Home Recipes Tuna rice salad

Tuna rice salad

  • 30 minutes
  • 4 servings
  • Tuna in Olive Oil 160gr

Ingredients

  • Parboiled rice 250g
  • Rio Mare Tuna in Olive Oil 2 x 80g cans
  • Cherry tomatoes 200g
  • Sun-dried tomatoes in olive oil 50g
  • Artichokes in olive oil 100g
  • Mozzarella 200g
  • Carrots 2
  • Extra virgin olive oil 40g
  • Oregano 1 tsp
  • Salt to taste
  • Pepper to taste

Process

1. Bring a large pot of salted water to the boil and cook the rice.

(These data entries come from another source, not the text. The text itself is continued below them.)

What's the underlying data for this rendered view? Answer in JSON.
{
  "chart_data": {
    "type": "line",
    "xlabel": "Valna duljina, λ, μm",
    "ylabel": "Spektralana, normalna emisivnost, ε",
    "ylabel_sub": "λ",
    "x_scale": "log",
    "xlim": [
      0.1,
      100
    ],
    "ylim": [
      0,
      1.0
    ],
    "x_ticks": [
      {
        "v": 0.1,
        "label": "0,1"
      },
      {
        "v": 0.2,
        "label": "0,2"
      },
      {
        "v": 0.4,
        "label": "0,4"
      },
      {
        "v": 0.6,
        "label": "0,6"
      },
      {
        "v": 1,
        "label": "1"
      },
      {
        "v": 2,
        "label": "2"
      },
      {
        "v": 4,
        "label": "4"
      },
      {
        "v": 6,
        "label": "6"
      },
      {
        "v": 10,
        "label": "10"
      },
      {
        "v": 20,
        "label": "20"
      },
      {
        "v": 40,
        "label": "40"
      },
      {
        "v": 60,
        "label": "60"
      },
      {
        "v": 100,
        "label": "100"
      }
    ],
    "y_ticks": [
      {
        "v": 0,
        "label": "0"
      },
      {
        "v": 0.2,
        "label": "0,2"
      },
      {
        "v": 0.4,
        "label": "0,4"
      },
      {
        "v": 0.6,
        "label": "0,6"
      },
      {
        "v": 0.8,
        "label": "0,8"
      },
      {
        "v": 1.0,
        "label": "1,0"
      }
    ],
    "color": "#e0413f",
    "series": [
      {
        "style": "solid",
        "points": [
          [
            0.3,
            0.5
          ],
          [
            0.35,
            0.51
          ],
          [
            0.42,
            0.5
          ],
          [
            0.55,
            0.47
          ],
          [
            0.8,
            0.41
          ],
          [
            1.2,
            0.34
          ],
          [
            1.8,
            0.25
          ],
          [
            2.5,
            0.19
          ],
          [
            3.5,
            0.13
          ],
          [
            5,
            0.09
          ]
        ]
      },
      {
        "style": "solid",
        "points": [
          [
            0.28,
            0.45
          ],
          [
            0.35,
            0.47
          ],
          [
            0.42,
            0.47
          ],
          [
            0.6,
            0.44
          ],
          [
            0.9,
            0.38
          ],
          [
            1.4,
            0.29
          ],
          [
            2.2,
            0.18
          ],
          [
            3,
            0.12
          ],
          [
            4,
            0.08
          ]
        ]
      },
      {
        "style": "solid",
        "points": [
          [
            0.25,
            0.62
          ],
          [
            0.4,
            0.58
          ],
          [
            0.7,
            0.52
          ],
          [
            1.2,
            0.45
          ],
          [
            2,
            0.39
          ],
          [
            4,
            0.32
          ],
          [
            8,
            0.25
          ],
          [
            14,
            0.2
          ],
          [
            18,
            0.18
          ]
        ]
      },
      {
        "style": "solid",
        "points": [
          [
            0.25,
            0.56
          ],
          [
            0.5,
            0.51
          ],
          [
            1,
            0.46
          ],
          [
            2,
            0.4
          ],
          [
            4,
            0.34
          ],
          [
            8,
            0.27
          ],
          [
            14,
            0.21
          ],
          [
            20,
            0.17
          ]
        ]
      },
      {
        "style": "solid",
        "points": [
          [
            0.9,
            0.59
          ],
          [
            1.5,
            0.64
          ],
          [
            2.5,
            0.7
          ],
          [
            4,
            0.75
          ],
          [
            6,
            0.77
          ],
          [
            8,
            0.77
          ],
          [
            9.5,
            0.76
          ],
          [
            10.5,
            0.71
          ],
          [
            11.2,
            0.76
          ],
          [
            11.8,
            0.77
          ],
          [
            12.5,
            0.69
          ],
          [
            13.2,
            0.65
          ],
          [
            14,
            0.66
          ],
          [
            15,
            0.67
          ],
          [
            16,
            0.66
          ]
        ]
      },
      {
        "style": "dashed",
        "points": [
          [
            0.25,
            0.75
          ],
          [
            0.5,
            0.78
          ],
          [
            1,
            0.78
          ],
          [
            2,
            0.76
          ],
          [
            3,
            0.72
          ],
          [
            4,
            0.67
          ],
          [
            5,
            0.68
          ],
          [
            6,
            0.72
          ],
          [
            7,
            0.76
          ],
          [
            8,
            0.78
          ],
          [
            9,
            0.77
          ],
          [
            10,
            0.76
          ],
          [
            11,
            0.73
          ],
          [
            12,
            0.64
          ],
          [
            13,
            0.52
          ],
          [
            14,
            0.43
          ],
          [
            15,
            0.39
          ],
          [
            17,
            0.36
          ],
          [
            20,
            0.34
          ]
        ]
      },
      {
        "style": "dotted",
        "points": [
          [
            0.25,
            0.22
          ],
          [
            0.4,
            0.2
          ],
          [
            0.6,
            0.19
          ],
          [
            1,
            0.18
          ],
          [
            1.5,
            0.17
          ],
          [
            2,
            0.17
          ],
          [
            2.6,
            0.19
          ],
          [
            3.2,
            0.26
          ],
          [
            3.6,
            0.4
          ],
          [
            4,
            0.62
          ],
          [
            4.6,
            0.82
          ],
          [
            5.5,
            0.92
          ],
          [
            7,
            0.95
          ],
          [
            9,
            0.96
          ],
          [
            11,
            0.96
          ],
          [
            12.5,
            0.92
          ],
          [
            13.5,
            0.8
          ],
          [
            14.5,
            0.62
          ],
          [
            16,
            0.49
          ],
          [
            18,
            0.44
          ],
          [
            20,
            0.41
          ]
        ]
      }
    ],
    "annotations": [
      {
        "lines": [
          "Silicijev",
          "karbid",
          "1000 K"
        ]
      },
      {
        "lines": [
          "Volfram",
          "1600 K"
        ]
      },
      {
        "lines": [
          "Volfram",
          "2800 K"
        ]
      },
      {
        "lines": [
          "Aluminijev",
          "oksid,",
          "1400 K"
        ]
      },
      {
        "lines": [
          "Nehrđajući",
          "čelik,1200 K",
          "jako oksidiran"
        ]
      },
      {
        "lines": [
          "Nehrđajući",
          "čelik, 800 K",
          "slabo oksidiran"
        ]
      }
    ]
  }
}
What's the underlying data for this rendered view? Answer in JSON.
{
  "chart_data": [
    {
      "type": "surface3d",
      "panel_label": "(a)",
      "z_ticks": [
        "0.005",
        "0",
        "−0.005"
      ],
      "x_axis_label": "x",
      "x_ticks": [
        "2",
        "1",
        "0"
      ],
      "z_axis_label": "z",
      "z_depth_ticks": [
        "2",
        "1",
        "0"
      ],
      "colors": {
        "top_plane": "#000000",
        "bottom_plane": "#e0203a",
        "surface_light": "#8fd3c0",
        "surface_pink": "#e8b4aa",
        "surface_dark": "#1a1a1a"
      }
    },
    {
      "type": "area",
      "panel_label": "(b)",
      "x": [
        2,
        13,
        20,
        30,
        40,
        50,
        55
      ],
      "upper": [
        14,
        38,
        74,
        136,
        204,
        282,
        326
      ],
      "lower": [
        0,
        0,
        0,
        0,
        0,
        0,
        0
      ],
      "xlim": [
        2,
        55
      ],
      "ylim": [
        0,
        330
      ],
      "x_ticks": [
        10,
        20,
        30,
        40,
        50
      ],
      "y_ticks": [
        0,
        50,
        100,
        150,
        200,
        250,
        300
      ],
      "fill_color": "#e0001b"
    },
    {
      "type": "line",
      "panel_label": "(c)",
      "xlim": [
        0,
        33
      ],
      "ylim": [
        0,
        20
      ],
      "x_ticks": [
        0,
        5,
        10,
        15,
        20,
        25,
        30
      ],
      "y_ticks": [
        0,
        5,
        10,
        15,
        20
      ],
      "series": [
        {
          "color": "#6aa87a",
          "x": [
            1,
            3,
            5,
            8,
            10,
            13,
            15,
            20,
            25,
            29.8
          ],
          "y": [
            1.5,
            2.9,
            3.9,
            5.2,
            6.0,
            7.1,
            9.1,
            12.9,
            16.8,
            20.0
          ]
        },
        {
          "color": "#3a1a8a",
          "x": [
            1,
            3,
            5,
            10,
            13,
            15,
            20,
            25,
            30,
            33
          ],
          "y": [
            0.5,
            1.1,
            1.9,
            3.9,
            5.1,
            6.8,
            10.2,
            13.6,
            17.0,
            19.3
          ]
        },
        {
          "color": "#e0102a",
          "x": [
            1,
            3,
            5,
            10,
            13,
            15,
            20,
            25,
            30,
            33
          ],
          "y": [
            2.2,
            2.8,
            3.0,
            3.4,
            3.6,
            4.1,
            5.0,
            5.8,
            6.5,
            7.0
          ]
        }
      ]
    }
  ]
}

2. While the rice is cooking, peel and cut the carrots in half lengthwise and then into fine slices. Halve the cherry tomatoes and artichokes, cube the mozzarella, chop the sun-dried tomatoes and combine all the ingredients in a bowl.

3. Drain the cooked rice, rinse under cold running water to cool and remove the starch and then add to the other ingredients.

4. Dress with oil, season with a little salt and pepper and mix gently. Add the well-drained, flaked tuna.

5. For extra flavour, serve with a little mayonnaise.